Esta não é a primeira vez que a defensora dos direitos humanos enfrenta processos judiciais no Irã. Pelo contrário, trata-se da décima condenação em sua trajetória de ativismo.
Circunstâncias da detenção recente
Mohammadi foi detida de forma violenta em meados de dezembro. O episódio ocorreu durante uma cerimônia fúnebre de um advogado na cidade de Mashhad.
Desde então, permaneceu sob custódia das autoridades iranianas. A comunicação com o mundo exterior foi limitada.
Comunicação interrompida
O telefonema que comunicou a sentença representou o primeiro contato da ativista desde que foi detida há 59 dias. A fonte não detalhou como essa informação foi obtida.
A ligação, no entanto, foi interrompida no momento em que ela começava a relatar as circunstâncias de sua prisão.
Problemas de saúde
Este corte na comunicação ocorre em um contexto onde a ativista enfrenta problemas de saúde. Há três dias, precisou ser levada a um hospital devido ao agravamento de seu estado.
As condições de sua detenção têm sido alvo de preocupação por parte de organizações de direitos humanos.
Protesto através da greve de fome
Há seis dias, Mohammadi iniciou uma greve de fome para protestar contra sua detenção. Durante esse período de protesto, ela permaneceu ‘em isolamento absoluto e com o corte total de comunicações’.
A medida extrema demonstra a determinação da ativista em contestar o tratamento recebido pelas autoridades iranianas.
Riscos à saúde
A greve de fome ocorre em um momento delicado para a saúde da Nobel da Paz. Ela já havia necessitado de atendimento médico hospitalar.
A combinação entre o protesto e as condições de detenção levanta questões sobre o bem-estar da defensora dos direitos humanos.
Contexto de repressão no Irã
O caso de Narges Mohammadi não é isolado no cenário iraniano.
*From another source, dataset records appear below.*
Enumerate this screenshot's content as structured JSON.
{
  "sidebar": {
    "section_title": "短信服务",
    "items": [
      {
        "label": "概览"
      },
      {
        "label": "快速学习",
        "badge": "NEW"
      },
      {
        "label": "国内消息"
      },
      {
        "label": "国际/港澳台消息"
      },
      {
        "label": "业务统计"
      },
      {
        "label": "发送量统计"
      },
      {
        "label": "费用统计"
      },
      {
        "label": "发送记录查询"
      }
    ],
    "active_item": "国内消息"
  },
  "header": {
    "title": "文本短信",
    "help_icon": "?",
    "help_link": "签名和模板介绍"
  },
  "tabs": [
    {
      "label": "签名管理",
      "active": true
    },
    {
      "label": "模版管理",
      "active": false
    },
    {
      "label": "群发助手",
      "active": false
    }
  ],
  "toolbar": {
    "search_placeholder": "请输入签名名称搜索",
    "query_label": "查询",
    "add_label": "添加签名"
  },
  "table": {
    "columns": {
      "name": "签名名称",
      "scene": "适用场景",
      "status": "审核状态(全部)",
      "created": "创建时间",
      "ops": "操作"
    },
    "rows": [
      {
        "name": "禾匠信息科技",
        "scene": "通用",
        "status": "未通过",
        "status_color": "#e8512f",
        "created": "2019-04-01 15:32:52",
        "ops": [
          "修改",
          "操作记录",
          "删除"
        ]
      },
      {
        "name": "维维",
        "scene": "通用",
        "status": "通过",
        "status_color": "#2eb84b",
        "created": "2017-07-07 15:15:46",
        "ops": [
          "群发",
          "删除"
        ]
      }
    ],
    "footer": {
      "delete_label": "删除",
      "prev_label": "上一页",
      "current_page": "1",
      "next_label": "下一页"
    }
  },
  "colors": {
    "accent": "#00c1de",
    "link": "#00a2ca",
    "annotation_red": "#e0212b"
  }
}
Diferentes fontes apresentam números significativos sobre a repressão no país.
Números divergentes
- O governo iraniano reconhece a morte de 3.117 pessoas
- A ONG de oposição HRANA estima 6.961 mortos
- Há divergência nos dados disponíveis sobre o impacto das medidas de segurança
Prisões em massa
Além das mortes, a organização HRANA estima mais de 11 mil casos ainda em verificação. A mesma fonte relata cerca de 51 mil prisões.
Esses números ilustram o ambiente no qual ocorre a condenação da ativista. A situação permanece tensa, com diferentes narrativas sobre a extensão da repressão.
Trajetória de resistência e reconhecimento
Narges Mohammadi construiu uma trajetória marcada pela resistência pacífica e pelo reconhecimento internacional. A concessão do Prêmio Nobel da Paz em 2023 destacou seu trabalho em condições adversas.
O Comitê Nobel Norueguês concedeu a honraria à iraniana por seu trabalho em defesa das liberdades fundamentais.
Confronto contínuo
No entanto, essa honraria não impediu novas ações judiciais contra a ativista em seu país de origem. A décima condenação representa mais um capítulo nessa história de enfrentamento.
Enquanto organizações internacionais acompanham o caso, a situação de Mohammadi permanece incerta. A ativista tem saúde fragilizada e comunicação restrita.
O desfecho dessa nova sentença ainda depende de recursos. Também depende da evolução das condições da ativista durante o cumprimento da pena.